NyanNyanovich / nyan

Automatic news aggregator in Telegram / Автоматический агрегатор новостей в Телеграме
https://t.me/nyannews
Apache License 2.0
184 stars 27 forks source link

How to add new category? #19

Open b0tm1nd opened 8 months ago

b0tm1nd commented 8 months ago

What is the scenario for adding a new category ?

b0tm1nd commented 8 months ago

From what I understood, we need a new dataset in .jsonl with text and labels. Could you share datasets that this was trained on? Especially for not_news. By reading the telegram contest I see that for russian content they mostly used lenta.ru archive.

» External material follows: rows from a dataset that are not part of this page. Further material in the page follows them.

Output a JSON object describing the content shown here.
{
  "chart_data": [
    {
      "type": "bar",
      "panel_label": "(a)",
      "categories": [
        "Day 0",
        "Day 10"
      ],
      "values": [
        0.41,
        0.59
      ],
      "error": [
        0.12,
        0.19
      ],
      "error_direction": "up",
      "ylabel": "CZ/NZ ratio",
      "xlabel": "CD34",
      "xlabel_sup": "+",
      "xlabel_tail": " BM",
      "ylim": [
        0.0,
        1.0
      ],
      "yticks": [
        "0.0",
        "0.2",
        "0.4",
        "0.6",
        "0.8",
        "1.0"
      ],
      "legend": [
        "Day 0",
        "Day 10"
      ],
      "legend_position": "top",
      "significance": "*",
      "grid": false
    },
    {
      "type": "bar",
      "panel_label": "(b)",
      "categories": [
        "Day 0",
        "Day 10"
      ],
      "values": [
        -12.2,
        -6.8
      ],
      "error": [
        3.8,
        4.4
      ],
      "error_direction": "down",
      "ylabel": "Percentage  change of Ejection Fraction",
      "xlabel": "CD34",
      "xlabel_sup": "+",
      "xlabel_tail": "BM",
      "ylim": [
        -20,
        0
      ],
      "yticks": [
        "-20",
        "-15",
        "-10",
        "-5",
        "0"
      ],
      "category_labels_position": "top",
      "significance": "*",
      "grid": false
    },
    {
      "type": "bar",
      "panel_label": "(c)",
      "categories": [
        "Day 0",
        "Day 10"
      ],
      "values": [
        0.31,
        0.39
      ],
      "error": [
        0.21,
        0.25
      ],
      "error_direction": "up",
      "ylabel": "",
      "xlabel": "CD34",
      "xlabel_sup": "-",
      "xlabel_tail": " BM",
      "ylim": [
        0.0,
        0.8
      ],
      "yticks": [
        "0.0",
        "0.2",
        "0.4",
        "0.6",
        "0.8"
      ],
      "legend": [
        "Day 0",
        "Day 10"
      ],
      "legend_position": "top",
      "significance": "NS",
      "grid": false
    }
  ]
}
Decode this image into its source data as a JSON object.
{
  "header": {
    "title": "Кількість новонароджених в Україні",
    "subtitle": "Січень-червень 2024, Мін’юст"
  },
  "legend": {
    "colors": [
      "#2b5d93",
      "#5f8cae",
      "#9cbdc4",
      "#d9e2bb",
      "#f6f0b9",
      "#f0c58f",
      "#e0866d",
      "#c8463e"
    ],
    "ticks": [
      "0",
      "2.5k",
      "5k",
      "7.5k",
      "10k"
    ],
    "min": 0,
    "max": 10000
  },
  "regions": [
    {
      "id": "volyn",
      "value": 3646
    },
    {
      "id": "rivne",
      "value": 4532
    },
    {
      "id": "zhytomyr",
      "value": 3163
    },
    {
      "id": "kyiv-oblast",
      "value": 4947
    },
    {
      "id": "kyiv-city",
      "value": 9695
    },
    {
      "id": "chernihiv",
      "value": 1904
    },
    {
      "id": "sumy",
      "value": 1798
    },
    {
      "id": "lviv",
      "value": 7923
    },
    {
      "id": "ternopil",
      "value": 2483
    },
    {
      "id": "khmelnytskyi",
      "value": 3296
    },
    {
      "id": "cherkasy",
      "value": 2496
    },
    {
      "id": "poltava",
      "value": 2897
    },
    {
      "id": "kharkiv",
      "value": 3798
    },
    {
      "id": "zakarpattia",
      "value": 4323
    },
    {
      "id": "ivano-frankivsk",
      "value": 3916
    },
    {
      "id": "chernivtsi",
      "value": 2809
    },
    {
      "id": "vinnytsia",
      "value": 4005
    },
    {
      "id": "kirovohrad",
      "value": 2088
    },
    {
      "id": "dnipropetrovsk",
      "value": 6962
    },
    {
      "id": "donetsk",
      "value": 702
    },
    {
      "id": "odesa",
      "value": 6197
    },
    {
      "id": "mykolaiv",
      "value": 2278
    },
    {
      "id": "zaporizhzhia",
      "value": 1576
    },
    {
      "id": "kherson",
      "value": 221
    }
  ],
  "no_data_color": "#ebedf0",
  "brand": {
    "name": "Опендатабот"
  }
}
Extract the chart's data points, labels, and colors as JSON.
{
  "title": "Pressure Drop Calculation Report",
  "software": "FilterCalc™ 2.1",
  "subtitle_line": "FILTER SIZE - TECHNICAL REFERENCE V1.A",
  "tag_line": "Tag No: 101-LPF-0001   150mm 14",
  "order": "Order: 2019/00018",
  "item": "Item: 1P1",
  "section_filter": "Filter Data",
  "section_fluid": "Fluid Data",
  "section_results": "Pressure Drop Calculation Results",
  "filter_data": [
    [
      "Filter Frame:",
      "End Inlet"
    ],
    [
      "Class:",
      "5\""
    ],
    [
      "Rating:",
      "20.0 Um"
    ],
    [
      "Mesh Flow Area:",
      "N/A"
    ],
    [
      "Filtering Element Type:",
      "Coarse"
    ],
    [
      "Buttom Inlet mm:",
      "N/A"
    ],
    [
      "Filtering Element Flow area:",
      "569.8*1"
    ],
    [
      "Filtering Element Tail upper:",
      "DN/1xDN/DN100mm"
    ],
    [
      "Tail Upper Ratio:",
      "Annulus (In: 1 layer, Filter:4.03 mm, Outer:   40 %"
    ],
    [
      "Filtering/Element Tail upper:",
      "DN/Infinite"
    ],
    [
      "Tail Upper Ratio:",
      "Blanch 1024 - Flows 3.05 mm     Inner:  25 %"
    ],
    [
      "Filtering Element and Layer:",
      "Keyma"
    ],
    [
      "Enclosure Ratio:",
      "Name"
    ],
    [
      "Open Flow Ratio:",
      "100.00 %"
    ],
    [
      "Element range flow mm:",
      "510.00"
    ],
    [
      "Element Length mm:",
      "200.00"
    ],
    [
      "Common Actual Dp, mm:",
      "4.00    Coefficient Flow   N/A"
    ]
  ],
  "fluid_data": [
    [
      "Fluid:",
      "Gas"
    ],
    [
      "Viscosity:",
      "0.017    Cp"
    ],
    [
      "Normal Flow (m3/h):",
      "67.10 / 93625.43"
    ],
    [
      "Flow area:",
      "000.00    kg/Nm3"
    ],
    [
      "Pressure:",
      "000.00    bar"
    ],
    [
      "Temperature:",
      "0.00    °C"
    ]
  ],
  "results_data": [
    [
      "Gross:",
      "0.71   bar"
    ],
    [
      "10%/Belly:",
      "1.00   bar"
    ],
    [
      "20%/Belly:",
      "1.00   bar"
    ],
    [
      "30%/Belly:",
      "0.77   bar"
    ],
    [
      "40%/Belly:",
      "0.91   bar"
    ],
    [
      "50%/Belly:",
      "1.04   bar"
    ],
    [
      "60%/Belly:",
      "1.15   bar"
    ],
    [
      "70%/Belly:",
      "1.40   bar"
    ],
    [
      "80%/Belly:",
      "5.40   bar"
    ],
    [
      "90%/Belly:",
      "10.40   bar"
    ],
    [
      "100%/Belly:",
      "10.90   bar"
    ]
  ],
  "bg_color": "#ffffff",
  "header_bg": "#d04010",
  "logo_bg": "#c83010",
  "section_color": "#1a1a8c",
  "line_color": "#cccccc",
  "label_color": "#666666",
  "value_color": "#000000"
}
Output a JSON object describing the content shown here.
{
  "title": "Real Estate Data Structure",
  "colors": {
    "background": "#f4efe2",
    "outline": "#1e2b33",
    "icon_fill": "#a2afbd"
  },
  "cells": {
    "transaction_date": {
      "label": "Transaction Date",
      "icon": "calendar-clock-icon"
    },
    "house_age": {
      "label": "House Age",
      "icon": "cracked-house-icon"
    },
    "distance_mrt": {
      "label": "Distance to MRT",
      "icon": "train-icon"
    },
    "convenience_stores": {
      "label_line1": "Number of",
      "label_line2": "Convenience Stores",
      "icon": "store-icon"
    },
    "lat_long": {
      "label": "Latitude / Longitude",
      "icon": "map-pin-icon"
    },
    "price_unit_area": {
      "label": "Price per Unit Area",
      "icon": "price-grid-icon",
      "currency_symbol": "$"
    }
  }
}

But what about ukrainian?

NyanNyanovich commented 8 months ago

Here you go: https://github.com/NyanNyanovich/nyan/releases/download/can_annot/cat_markup.tar.gz I used Lenta and gpt-4 annotations, here is the script to query gpt-4: https://github.com/NyanNyanovich/nyan/blob/master/scripts/annotate_categories.py And the training script: https://github.com/NyanNyanovich/nyan/blob/master/scripts/train_clf.py

b0tm1nd commented 8 months ago

@NyanNyanovich Thanks, I have found train_clf.py already and tried to train it with a single category but then on send.sh classificator failed probably because of "not_news" missing..

I have taken a dataset for Ukrainian news website which tagged their news, grouped only related to corruption and gotten about 700 entries which I united with categories_train.jsonl.

And after training I've became getting much worse results: many from war/politics became triggering corruption now and resulting as "unknown". I have found out that in the added dataset the median text size is 1000+ characters when in yours about 450.

So I have a few questions about the hints for a dataset for the new category:

  1. Does smaller article size improves accuracy?
  2. Do multiple labels for the new category (like ["corruption", "war"] or ["corruption", "politics"]) will increase accuracy?
  3. What was your strategy (or was it random?) in news selection for your training dataset:

Labels sorted by Count: politics: 1200 occurrences war: 1062 occurrences economy: 760 occurrences incident: 699 occurrences not_news: 451 occurrences entertainment: 426 occurrences tech: 418 occurrences sports: 324 occurrences science: 138 occurrences other: 37 occurrences

  1. What are the other hints you might suggest?